CAN I NOW CODE THE UPSERT?! I think I've been trying for 3 nights... I've been doing this for a couple hours now. Which seems like it's taking forever for me to get any code written... I'm also writing the blog... and fixing the script... but still...
One of these nights I'll do a summary blog and just let loose on TDD/TCR with the code.

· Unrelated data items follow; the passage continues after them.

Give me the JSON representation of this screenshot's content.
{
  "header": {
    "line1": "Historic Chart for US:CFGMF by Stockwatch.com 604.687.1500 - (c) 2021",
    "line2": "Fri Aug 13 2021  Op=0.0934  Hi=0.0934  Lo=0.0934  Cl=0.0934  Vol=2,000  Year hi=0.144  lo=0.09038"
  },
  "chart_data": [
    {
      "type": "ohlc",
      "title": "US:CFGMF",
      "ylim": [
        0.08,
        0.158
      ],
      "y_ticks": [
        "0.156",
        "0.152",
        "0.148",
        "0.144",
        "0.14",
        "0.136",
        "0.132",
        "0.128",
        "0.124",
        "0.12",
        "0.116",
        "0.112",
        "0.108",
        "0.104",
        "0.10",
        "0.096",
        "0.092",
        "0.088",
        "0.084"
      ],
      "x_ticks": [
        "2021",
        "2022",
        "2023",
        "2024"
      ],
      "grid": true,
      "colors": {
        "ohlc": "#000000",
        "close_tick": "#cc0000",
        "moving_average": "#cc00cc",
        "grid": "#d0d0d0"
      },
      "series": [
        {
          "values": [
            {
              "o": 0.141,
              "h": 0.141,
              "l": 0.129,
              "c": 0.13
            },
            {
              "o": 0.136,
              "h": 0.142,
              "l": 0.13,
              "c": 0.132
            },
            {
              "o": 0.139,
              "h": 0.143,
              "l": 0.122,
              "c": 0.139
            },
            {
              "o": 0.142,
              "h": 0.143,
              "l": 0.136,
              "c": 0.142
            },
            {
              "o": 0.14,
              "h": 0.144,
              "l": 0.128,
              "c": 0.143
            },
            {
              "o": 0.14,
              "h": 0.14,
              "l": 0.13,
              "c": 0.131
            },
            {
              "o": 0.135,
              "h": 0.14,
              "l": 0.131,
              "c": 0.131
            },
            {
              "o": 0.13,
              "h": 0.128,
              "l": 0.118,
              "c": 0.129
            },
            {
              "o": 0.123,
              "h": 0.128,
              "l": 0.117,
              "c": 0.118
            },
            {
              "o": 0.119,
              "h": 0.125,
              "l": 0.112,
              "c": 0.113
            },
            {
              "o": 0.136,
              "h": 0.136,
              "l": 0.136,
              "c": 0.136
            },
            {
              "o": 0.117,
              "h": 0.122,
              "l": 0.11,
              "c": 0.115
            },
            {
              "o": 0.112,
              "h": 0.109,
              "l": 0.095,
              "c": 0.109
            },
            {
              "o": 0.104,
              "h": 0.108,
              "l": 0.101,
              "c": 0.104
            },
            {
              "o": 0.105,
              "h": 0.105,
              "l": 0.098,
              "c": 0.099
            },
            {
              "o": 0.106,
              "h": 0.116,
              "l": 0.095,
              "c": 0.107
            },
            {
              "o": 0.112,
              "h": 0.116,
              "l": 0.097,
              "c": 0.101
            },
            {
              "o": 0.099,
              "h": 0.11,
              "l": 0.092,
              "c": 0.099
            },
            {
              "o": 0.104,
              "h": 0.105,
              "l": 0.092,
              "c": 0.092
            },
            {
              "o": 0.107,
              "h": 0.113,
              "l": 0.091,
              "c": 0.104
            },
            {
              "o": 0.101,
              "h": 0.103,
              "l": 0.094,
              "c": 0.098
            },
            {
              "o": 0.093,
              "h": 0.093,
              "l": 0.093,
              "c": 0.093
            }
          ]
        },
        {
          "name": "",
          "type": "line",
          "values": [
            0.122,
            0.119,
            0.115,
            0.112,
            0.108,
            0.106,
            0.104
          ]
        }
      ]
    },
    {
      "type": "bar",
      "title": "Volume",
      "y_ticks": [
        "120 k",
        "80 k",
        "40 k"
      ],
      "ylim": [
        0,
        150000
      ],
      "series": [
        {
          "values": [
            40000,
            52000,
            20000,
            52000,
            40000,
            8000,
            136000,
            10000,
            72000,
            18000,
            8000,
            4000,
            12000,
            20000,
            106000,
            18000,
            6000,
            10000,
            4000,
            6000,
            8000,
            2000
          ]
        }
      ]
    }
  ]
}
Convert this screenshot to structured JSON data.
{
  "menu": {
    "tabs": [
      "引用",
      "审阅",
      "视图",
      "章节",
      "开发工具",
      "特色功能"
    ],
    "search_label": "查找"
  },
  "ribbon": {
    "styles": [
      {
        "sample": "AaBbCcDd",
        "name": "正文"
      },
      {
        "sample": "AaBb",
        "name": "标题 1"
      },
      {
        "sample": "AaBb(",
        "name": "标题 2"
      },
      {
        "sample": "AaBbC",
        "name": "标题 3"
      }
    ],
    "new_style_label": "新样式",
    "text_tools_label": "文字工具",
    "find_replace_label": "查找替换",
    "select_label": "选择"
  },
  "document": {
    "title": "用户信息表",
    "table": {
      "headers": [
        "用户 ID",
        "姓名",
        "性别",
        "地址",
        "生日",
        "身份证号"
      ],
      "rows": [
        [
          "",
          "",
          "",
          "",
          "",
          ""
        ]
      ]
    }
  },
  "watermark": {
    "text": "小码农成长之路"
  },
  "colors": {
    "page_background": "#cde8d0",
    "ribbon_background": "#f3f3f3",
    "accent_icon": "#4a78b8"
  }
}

Tonight is not that night. ... but I can finally get the CosmosContainerUpsertAdapter
written.
The simple test - make it upsert
[TestMethod, TestCategory("unit")]
public void UpsertItemAsync_ShouldCallUpsertItemAsyncOnContainer()
{
//arrange
//act
//assert
}
Apparently I'm also dropping the METHOD_exists
tests... sometimes? hehe
Look; I'm TCRing, TDDing, and getting some code written. We can slack a little on THE STRICTEST I KNOW. For now anyway.
...
I had a few hiccups. Getting some stuff into place... I cheated. :(
But it exsits now
public sealed class CosmosContainerUpsertAdapter : ICosmosContainerUpsertAdapter
{
private readonly ILogger _logger;
public CosmosContainerUpsertAdapter(ILogger logger)
{
_logger = logger;
}
public async Task<OpResponse<T>> UpsertItemAsync<T>(Container container, T item)
{
ItemResponse<T> itemResponse = await container.UpsertItemAsync(item).ConfigureAwait(false);
_logger.UpsertInformation(itemResponse.RequestCharge, itemResponse.Diagnostics.GetClientElapsedTime());
return new ItemOpResponse<T>(itemResponse);
}
}
public static partial class CosmosContainerUpsertAdapterLoggerExtensions
{
[LoggerMessage(
Level = LogLevel.Information,
Message = "UpsertItem cost: [RequestCharge={requestCharge}] [ElapsedTime={elapsedTime}]")
]
public static partial void UpsertInformation(this ILogger logger, double requestCharge, TimeSpan elapsedTime);
}
I bet I could fancy pants some regex and extract out the error messages for failing tests... the point of TCR is that, noooo, you just try again. I was fucking up hard enough I paused it to figure out what dumb I was doing.
I also kipped straight to the LoggerMessage
functionality. I SHOULD have implemented it on logger then extracted it as a refactor. but... did not.
I paused the script and moved files all around.